Abseits von einem selbstgewählten Image, mit hunderten Freunden oder Followern über die ganze Welt verteilt, bleibt trotzdem die Frage offen, mit wem ich gerade jetzt, wo mir nicht nach Abenteuer, Party, Technik oder Haustier zumute ist, auf einen Café ums Eck gehen kann. So kommen NutzerInnen zu der Einsicht, dass ein allseits geschätztes und leicht verständliches Image zwar dem Ego schmeichelt, aber es zu einem tiefer gehenden Austausch mehr braucht. Sich mit Menschen aus der unmittelbaren geographischen Nähe austauschen zu können, scheint wieder der Wunsch vieler zu sein. Die steigende Zahl an regionalen Gruppen in facebook belegt das ebenso wie eine neue Generation der sozialen Netzwerke.

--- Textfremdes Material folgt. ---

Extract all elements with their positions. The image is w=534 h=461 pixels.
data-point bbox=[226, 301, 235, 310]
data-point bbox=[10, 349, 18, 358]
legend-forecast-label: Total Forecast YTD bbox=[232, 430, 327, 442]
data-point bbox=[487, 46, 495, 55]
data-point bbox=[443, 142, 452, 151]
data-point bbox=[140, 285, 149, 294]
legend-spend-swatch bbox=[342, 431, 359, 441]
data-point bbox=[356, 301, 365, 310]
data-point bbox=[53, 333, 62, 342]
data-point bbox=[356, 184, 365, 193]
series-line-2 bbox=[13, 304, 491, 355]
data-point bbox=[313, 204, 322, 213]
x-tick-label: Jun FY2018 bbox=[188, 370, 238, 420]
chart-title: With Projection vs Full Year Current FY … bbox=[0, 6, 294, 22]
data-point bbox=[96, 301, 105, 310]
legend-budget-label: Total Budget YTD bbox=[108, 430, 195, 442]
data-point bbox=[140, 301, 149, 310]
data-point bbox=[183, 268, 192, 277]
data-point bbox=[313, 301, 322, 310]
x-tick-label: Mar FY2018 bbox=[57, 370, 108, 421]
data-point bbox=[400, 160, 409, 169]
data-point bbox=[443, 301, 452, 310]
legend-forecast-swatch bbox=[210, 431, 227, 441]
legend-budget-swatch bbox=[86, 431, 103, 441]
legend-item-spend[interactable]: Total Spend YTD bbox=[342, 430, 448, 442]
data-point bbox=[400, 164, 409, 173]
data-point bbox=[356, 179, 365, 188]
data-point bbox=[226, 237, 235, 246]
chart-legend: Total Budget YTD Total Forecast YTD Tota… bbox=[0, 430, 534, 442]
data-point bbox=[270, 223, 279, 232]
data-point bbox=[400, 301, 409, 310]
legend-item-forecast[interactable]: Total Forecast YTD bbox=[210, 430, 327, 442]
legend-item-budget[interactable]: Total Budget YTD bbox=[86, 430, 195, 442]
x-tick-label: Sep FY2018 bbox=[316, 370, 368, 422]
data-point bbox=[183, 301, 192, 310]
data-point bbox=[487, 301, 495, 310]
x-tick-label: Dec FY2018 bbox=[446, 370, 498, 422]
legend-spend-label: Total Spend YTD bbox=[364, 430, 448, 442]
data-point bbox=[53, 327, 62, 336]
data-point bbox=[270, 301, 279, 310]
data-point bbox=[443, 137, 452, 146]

Nachbarschaft 2.0 hält Einzug in Sozialen Netzwerken

Das US-Unternehmen nextdoor legt den Community-Style von Facebook auf ein regionales Format aus und bietet für Städte und Regionen seit 2011 eigene Bereiche nach dem Modell Nachbarschaft 2.0 an. Bewohner einer Stadt, die sich zwar täglich über den Weg laufen, aber trotzdem nichts übereinander wissen, haben so die Möglichkeit, sich auf virtuellem Weg auch in der realen Welt zu vernetzen. Der Zugang ist limitiert, nur durch Nachweis des Wohnsitzes kann man sich anmelden.
Geografische Nähe ist dabei stets der ausschlaggebende Punkt: Ganz nach dem Prinzip der Shareconomy können sich Mitglieder zum Carsharing zusammenschließen, Babysitter vermitteln, übrig gebliebenes Essen abgeben oder klassische Kauf- und Tauschgeschäfte abschließen. Echtzeit-Nachrichten von Polizei und Feuerwehr aus der Nachbarschaft runden das Angebot ab und kommen dem Sicherheitsbedürfnis der US-BürgerInnen entgegen.

Mehr als vernetzen

Soziale Netzwerke mit nachbarschaftlichen Strukturen finden sich auch im deutschsprachigen Raum. seniorbook, ein ebenso 2011 gestartetes Unternehmen richtet sich an „Menschen mit Erfahrung“ ab 45 Jahren. Menschen aus der gleichen Region können ihre Lebenserfahrung und ihr Wissen miteinander teilen, gemeinsame Unternehmungen organisieren, sich bei Hilfsprojekten engagieren oder einfach nur miteinander plaudern. Das Konzept reicht also von Austausch über konkrete Nachbarschaftshilfe bis zur Bereitschaft, der Gemeinschaft etwas zurückzugeben.

Heimat ist dort, wo ich „einchecke“?

Vor etwa drei Jahren versuchten soziale Netzwerke den Trend zum „Lokalen“ einzufangen und starteten Angebote, wo man mit seinem Mobiltelefon an physischen Orten „eincheckt“. Über foursquare oder facebook places gibt man bekannt, wo man sich gerade befindet, kommt darüber ins Gespräch oder trifft so mehr oder weniger zufällig Freunde. Doch wird damit das wachsende Bedürfnis nach Nachbarschaft und persönlichen Kontakte gestillt?

Alle diese Beispiele haben gemeinsam, dass Internettechnologie bei der Organisation der eigenen Umgebung oder Nachbarschaft unterstützt. Anwendungen dieser Art werden wir in den kommenden Jahren häufiger begegnen. Und natürlich bleibt es den BenutzerInnen überlassen, mit diesen neuen Werkzeugen mehr an der Imagepflege zu arbeiten oder darüber hinaus Ihr nachbarschaftliches Leben zu fördern.